Red Fox

Red Fox near Dunraven Pass

After five nights of tent camping, I needed a motel. Tonight, we are sleeping in a Holiday Inn Express, sleep faster dammit. We’re staying is Butte, MT, which is a famous mining town, now down on its luck. The streets are named for every metal that can be extracted from the earth, from gold to aluminum, but these streets are lined with empty storefronts. We dined in the Metals Bank Building, whose ground floor has been repurposed as a sports bar. We had lunched in Livingston, MT, which seemed to be doing much better. Tomorrow it is on to Glacier, for another five nights and another likely loss of cell service.

Surviving Yellowstone

Yellow-bellied Marmot

We arrived in Yellowstone last Saturday, after spending Friday night in the Big Horn National Forest, which is halfway between Custer State Park and Yellowstone. I misunderstood how scheduled post work on the iPhone and overestimated AT&T cellar coverage in the park, so we ended up dropping off the edge of the virtual world, without notice. I apologize if this sudden disappearance caused any worry. We haven’t been eaten by bears and instead have enjoyed five wonderful days in our first national park. We’ve seen lots of sights and critters too. It’s been cool, with some snow, but the weather has been mostly good. We’re on the road to Glacier now, so expect another five day blackout.
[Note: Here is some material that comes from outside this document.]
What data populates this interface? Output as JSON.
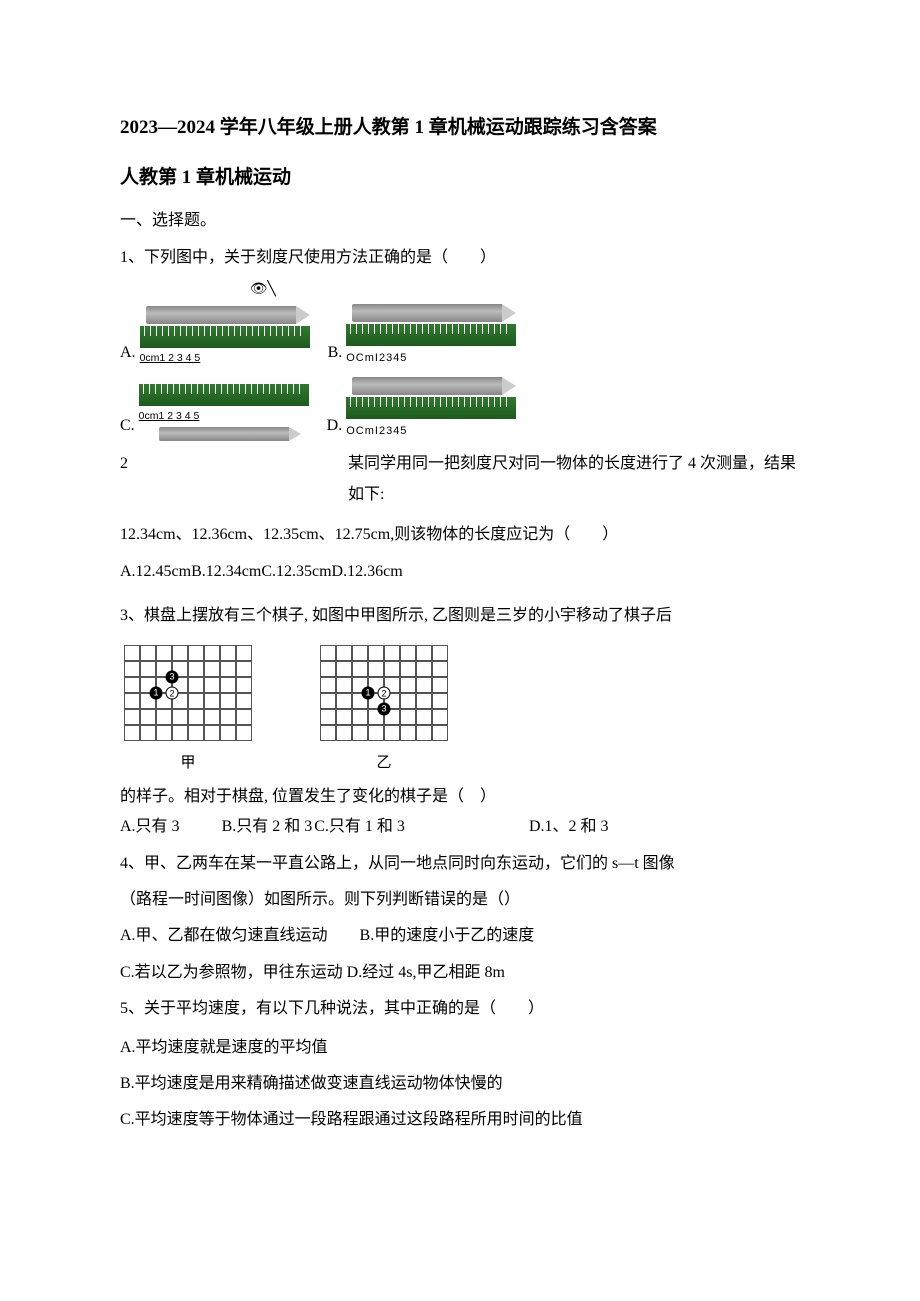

Tonto’s Dream, David Bradley, 2013

We left the Big Horn Mountains and headed to Cody, WY, as in Wild Bill Cody. There is a fantastic museum there dedicated to western themes. The western art there rivals that of the Amon Carter Museum in Fort Worth, in my humble opinion. I especially loved the modern Native American art, as typified by “Tonto’s Dream”, with its obvious node to Rousseau. I hope that you can read some of the details in the photo. We spent several lovely hours there, but then it was on to Yellowstone. The mountains here are all still snow covered and there is still dirty snow roadside near the campground. We hit a bear-jam into the park and Anne saw the grizzly, but I was hell bent for leather to get to our campsite that I did not stop. I am just that way. We scored a pretty cool one. It features a view of Lake Yellowstone and right next door herds elk and bison.

A River Runs Through It

A River Runs Through It

We broke camp early this morning and beat the crowd to Devils Tower. We were halfway around the Tower before the gathering throngs passed us by. We were grateful for having the stillness of the monument to ourselves for as long as we did. Apparently, only one minute of “Close Encounters of the Third Kind” was filmed on site. A further 18 minutes for the decontamination scene were filmed where the KOA that we stayed at last night is now. Most of the final sequence was filmed in an old blimp hanger in Alabama. Today’s was an easy drive. We’ve been listening to “A River Runs Through It” and other stories by Norman Maclean as we drive west. The title story is all about fly fishing and our campsite tonight reminds me so much of his stories. Tonight we are camping in the Big Horn Mountains, at 7780 feet. The mountain peaks are still covered in snow. We’re staying at the National Forest Service South Fork Campground, along the “Sweet 16” and right along the South Clear Creek. I mean, I’ll be taking a bath if I fall the wrong way getting out of the tent. We will take Wyoming state highway 16 to Yellowstone tomorrow. It is supposed to be one of the most scenic drives in the state. This is far and away our best campsite of the trip so far and we’ve had some pretty good ones too. I’m praying that our Yellowstone site is at least half as good and not like our last camping trip to Shawnee, where the crazy women leading the partying party across the road from us, kept yelling, “Ed if you’re not back in 15 minutes then there will be no dinner for you. Ed do you hear me? Ed!” Oh by the way, Crazy Women seems to be a thing out here. Not sure why. I’ll have to ask. We’re in bear country now.